In Martin Stokes’ chapter, “The Tearful Public Sphere: Turkey’s ‘Sun of Art’ Zeki Müren,” he touches a lot on the point of “gender deceny,” as he puts it, and talks about how Zeki Müren was able to grow his female fan base because of his sensitivity and awareness of women’s religious practice (311). Müren’s approach to his music and performances, as Stokes describes, “mechanisms at work,” really highlight the thought process that many musicians go through before creating their music, performing for fans, and simply going out into the public eye (311). Because Müren was so focused on creating a persona that was sensitive to women and their practices, he saw in return great success in winning over females of all ages to enjoy his music. The music industry as a whole for Müren was a constant “game,” as Stokes describes, where Müren was “an active player in a world of spectacular competitive rivalry” (311). Stokes describes careers in the music industry in this way almost as a game, where it is a full time commitment to not only creating music and performing for fans, but also manufacturing your own image and maintaining that image throughout you career. This “female-friendly image” Müren so effectively created was looked upon as controversial to some, as Stokes describes, due to the “tradition of cultural dirigisme” and the belittling of women’s social roles in Turkey (309).

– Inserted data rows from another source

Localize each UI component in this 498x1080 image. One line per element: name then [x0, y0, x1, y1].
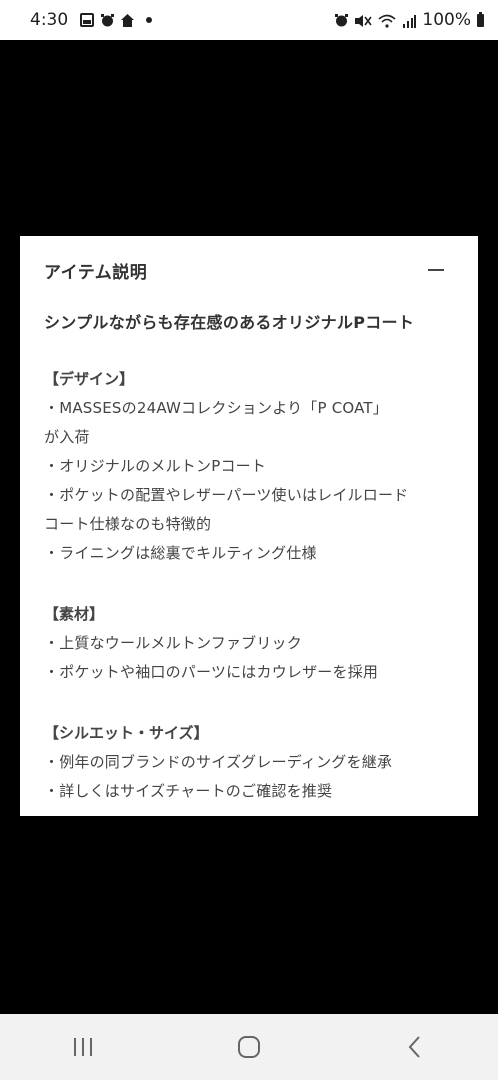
section-line: ・ポケットや袖口のパーツにはカウレザーを採用: [44, 663, 379, 681]
alarm-icon: [100, 13, 115, 27]
battery-level: 100%: [422, 10, 471, 30]
section-title: 【デザイン】: [44, 370, 135, 388]
mute-icon: [354, 13, 373, 27]
status-left: 4:30: [30, 10, 153, 30]
section-title: 【シルエット・サイズ】: [44, 724, 209, 742]
item-description-card: アイテム説明 シンプルながらも存在感のあるオリジナルPコート 【デザイン】 ・M…: [20, 236, 478, 816]
status-bar: 4:30 100%: [0, 0, 498, 40]
back-button[interactable]: [385, 1022, 445, 1072]
section-design: 【デザイン】 ・MASSESの24AWコレクションより「P COAT」 が入荷 …: [44, 365, 452, 568]
recent-apps-button[interactable]: [53, 1022, 113, 1072]
alarm-icon: [334, 13, 349, 27]
section-line: ・例年の同ブランドのサイズグレーディングを継承: [44, 753, 393, 771]
back-icon: [408, 1036, 420, 1058]
collapse-icon[interactable]: [428, 269, 444, 271]
section-line: ・上質なウールメルトンファブリック: [44, 634, 302, 652]
section-line: ・MASSESの24AWコレクションより「P COAT」: [44, 399, 388, 417]
section-title: 【素材】: [44, 605, 105, 623]
gallery-icon: [80, 13, 95, 27]
card-title: アイテム説明: [44, 262, 148, 283]
recent-apps-icon: [74, 1038, 92, 1056]
card-header: アイテム説明: [44, 258, 452, 283]
section-line: ・ライニングは総裏でキルティング仕様: [44, 544, 317, 562]
section-line: コート仕様なのも特徴的: [44, 515, 212, 533]
battery-icon: [477, 11, 484, 27]
section-material: 【素材】 ・上質なウールメルトンファブリック ・ポケットや袖口のパーツにはカウレ…: [44, 600, 452, 687]
card-headline: シンプルながらも存在感のあるオリジナルPコート: [44, 313, 415, 332]
signal-icon: [402, 13, 417, 28]
status-right: 100%: [334, 10, 484, 30]
home-button[interactable]: [219, 1022, 279, 1072]
navigation-bar: [0, 1014, 498, 1080]
section-silhouette-size: 【シルエット・サイズ】 ・例年の同ブランドのサイズグレーディングを継承 ・詳しく…: [44, 719, 452, 806]
section-line: ・ポケットの配置やレザーパーツ使いはレイルロード: [44, 486, 409, 504]
home-button-icon: [238, 1036, 260, 1058]
section-line: ・オリジナルのメルトンPコート: [44, 457, 267, 475]
section-line: が入荷: [44, 428, 90, 446]
notification-dot-icon: [146, 17, 153, 23]
status-time: 4:30: [30, 10, 69, 30]
section-line: ・詳しくはサイズチャートのご確認を推奨: [44, 782, 333, 800]
wifi-icon: [378, 13, 396, 28]
home-icon: [120, 13, 135, 27]
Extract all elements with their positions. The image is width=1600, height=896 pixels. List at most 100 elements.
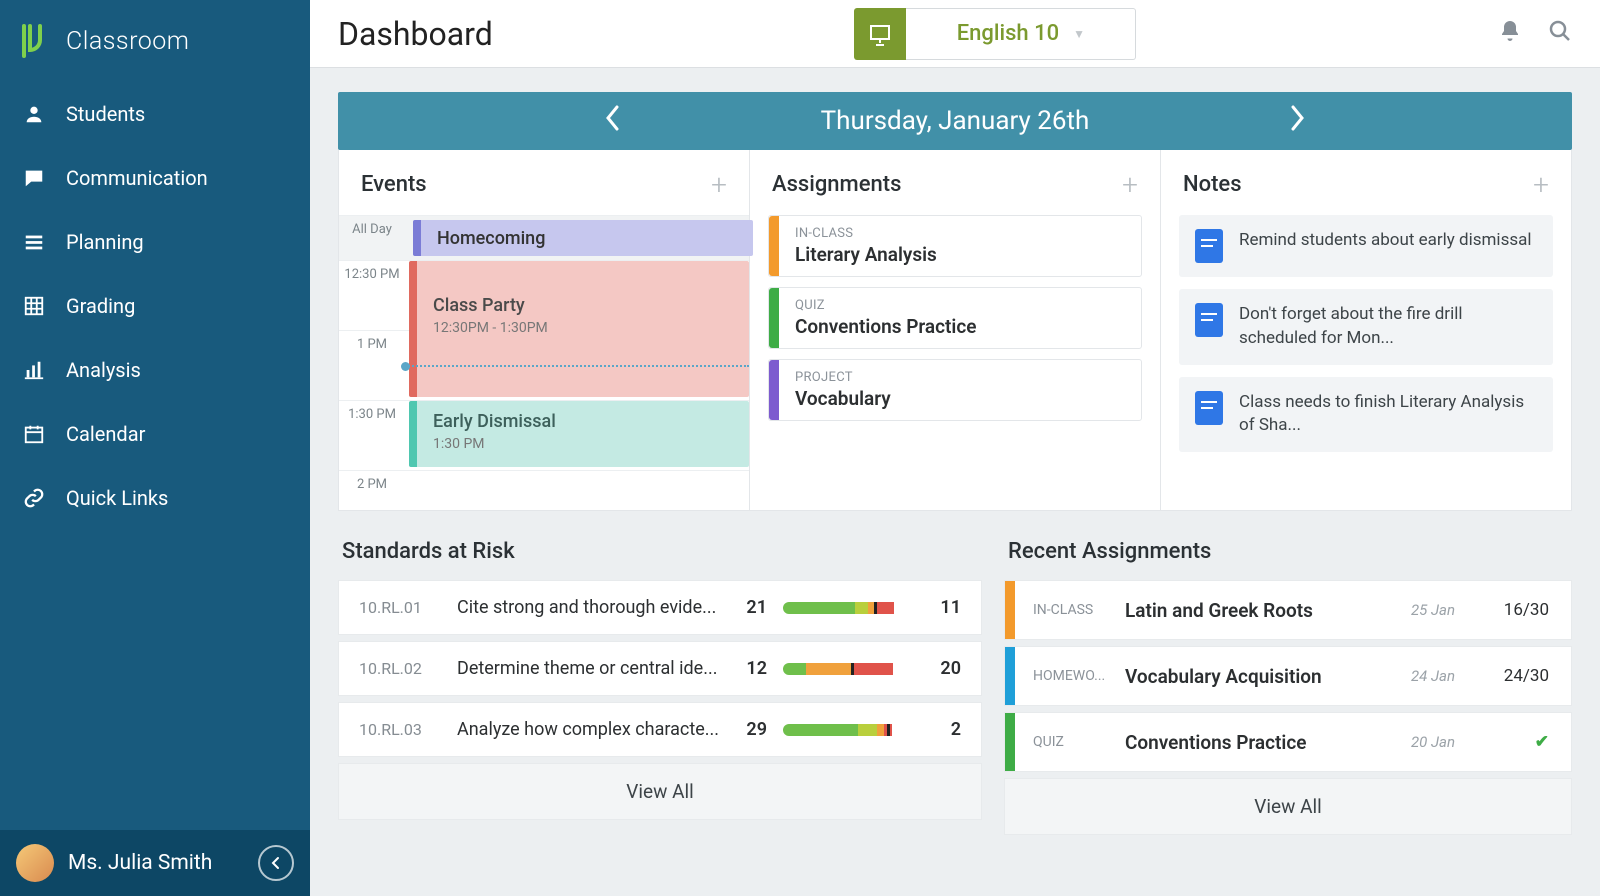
standard-desc: Cite strong and thorough evide... [457, 597, 719, 618]
sidebar-item-grading[interactable]: Grading [0, 274, 310, 338]
standard-row[interactable]: 10.RL.02Determine theme or central ide..… [338, 641, 982, 696]
sidebar-item-analysis[interactable]: Analysis [0, 338, 310, 402]
note-item[interactable]: Class needs to finish Literary Analysis … [1179, 377, 1553, 453]
nav-label: Students [66, 102, 145, 126]
standard-code: 10.RL.03 [359, 720, 441, 739]
note-item[interactable]: Don't forget about the fire drill schedu… [1179, 289, 1553, 365]
main: Dashboard English 10 ▼ Thursday, J [310, 0, 1600, 896]
calendar-icon [22, 423, 46, 445]
color-stripe [1005, 581, 1015, 639]
standards-view-all-button[interactable]: View All [338, 763, 982, 820]
event-early-dismissal[interactable]: Early Dismissal 1:30 PM [409, 401, 749, 467]
recent-assignment-row[interactable]: HOMEWO...Vocabulary Acquisition24 Jan24/… [1004, 646, 1572, 706]
document-icon [1195, 303, 1223, 337]
grid-icon [22, 295, 46, 317]
standard-right-count: 20 [929, 658, 961, 679]
nav-label: Grading [66, 294, 135, 318]
recent-assignment-row[interactable]: QUIZConventions Practice20 Jan ✔ [1004, 712, 1572, 772]
assignment-name: Literary Analysis [795, 243, 937, 266]
assignment-name: Conventions Practice [795, 315, 976, 338]
bell-icon[interactable] [1498, 19, 1522, 49]
date-label: Thursday, January 26th [821, 106, 1090, 136]
event-homecoming[interactable]: Homecoming [413, 220, 753, 256]
add-event-button[interactable]: + [711, 168, 727, 201]
barchart-icon [22, 359, 46, 381]
notes-panel: Notes + Remind students about early dism… [1161, 150, 1571, 510]
topbar: Dashboard English 10 ▼ [310, 0, 1600, 68]
sidebar-item-students[interactable]: Students [0, 82, 310, 146]
assignments-panel: Assignments + IN-CLASSLiterary AnalysisQ… [750, 150, 1161, 510]
sidebar-item-calendar[interactable]: Calendar [0, 402, 310, 466]
recent-view-all-button[interactable]: View All [1004, 778, 1572, 835]
recent-score: 16/30 [1491, 600, 1571, 620]
recent-type: QUIZ [1015, 734, 1125, 750]
color-stripe [769, 360, 779, 420]
day-panels: Events + All Day Homecoming 12:30 PM [338, 150, 1572, 511]
time-label: All Day [339, 216, 405, 260]
user-name: Ms. Julia Smith [68, 851, 244, 875]
recent-type: HOMEWO... [1015, 668, 1125, 684]
class-dropdown[interactable]: English 10 ▼ [906, 8, 1136, 60]
standard-left-count: 12 [735, 658, 767, 679]
standard-code: 10.RL.02 [359, 659, 441, 678]
next-day-button[interactable] [1289, 103, 1307, 140]
standard-bar [783, 602, 913, 614]
document-icon [1195, 229, 1223, 263]
recent-score: 24/30 [1491, 666, 1571, 686]
date-banner: Thursday, January 26th [338, 92, 1572, 150]
color-stripe [1005, 713, 1015, 771]
recent-name: Conventions Practice [1125, 731, 1411, 754]
assignment-item[interactable]: QUIZ Conventions Practice [768, 287, 1142, 349]
add-note-button[interactable]: + [1533, 168, 1549, 201]
chevron-down-icon: ▼ [1073, 27, 1085, 41]
recent-title: Recent Assignments [1004, 539, 1572, 564]
search-icon[interactable] [1548, 19, 1572, 49]
prev-day-button[interactable] [603, 103, 621, 140]
nav-label: Communication [66, 166, 208, 190]
lower-sections: Standards at Risk 10.RL.01 Cite strong an… [338, 539, 1572, 835]
color-stripe [1005, 647, 1015, 705]
standard-left-count: 21 [735, 597, 767, 618]
sidebar-item-planning[interactable]: Planning [0, 210, 310, 274]
standard-row[interactable]: 10.RL.03 Analyze how complex characte... 2… [338, 702, 982, 757]
recent-assignment-row[interactable]: IN-CLASSLatin and Greek Roots25 Jan16/30 [1004, 580, 1572, 640]
assignment-type: IN-CLASS [795, 226, 937, 241]
time-label: 12:30 PM [339, 261, 405, 330]
logo-icon [20, 24, 48, 58]
class-selector: English 10 ▼ [493, 8, 1498, 60]
standard-left-count: 29 [735, 719, 767, 740]
note-text: Don't forget about the fire drill schedu… [1239, 303, 1537, 351]
assignment-type: PROJECT [795, 370, 891, 385]
sidebar-header: Classroom [0, 0, 310, 82]
sidebar-item-quick-links[interactable]: Quick Links [0, 466, 310, 530]
standard-row[interactable]: 10.RL.01 Cite strong and thorough evide..… [338, 580, 982, 635]
add-assignment-button[interactable]: + [1122, 168, 1138, 201]
assignment-type: QUIZ [795, 298, 976, 313]
nav-label: Analysis [66, 358, 141, 382]
note-item[interactable]: Remind students about early dismissal [1179, 215, 1553, 277]
standards-title: Standards at Risk [338, 539, 982, 564]
events-title: Events [361, 172, 427, 197]
recent-date: 25 Jan [1411, 601, 1491, 619]
page-title: Dashboard [338, 15, 493, 53]
avatar[interactable] [16, 844, 54, 882]
notes-title: Notes [1183, 172, 1242, 197]
time-label: 1:30 PM [339, 401, 405, 470]
events-panel: Events + All Day Homecoming 12:30 PM [339, 150, 750, 510]
collapse-sidebar-button[interactable] [258, 845, 294, 881]
assignment-item[interactable]: PROJECTVocabulary [768, 359, 1142, 421]
assignment-item[interactable]: IN-CLASS Literary Analysis [768, 215, 1142, 277]
checkmark-icon: ✔ [1535, 732, 1549, 752]
standard-desc: Analyze how complex characte... [457, 719, 719, 740]
nav-label: Quick Links [66, 486, 168, 510]
recent-score: ✔ [1491, 732, 1571, 752]
content: Thursday, January 26th Events + All Day [310, 68, 1600, 896]
sidebar-footer: Ms. Julia Smith [0, 830, 310, 896]
nav-label: Planning [66, 230, 144, 254]
recent-date: 20 Jan [1411, 733, 1491, 751]
standard-code: 10.RL.01 [359, 598, 441, 617]
document-icon [1195, 391, 1223, 425]
note-text: Remind students about early dismissal [1239, 229, 1532, 253]
sidebar-item-communication[interactable]: Communication [0, 146, 310, 210]
class-dropdown-label: English 10 [957, 21, 1059, 46]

This struggle for gender equality is very similar to that of those described by Lortat-Jacob in his piece “Sardinian Chronicles.” The women play a very belittling role in the novel, and there is no mention of women participating in the musical culture of Sardinia. They were only described in the light of “servant” when mentioned in the book, and did nothing more than simply cater to the wishes and desires of their male counterparts. This problem is not often mentioned in modern day America, as our music industry has significant female participation on all levels, but in both Stokes’ chapter and “Sardinian Chronicles,” the belittling of women to a subservient position is still a problem in many countries around the world.
Lortat-Jacob, Bernard. Sardinian Chronicles. Chicago: U of Chicago, 1995. Print.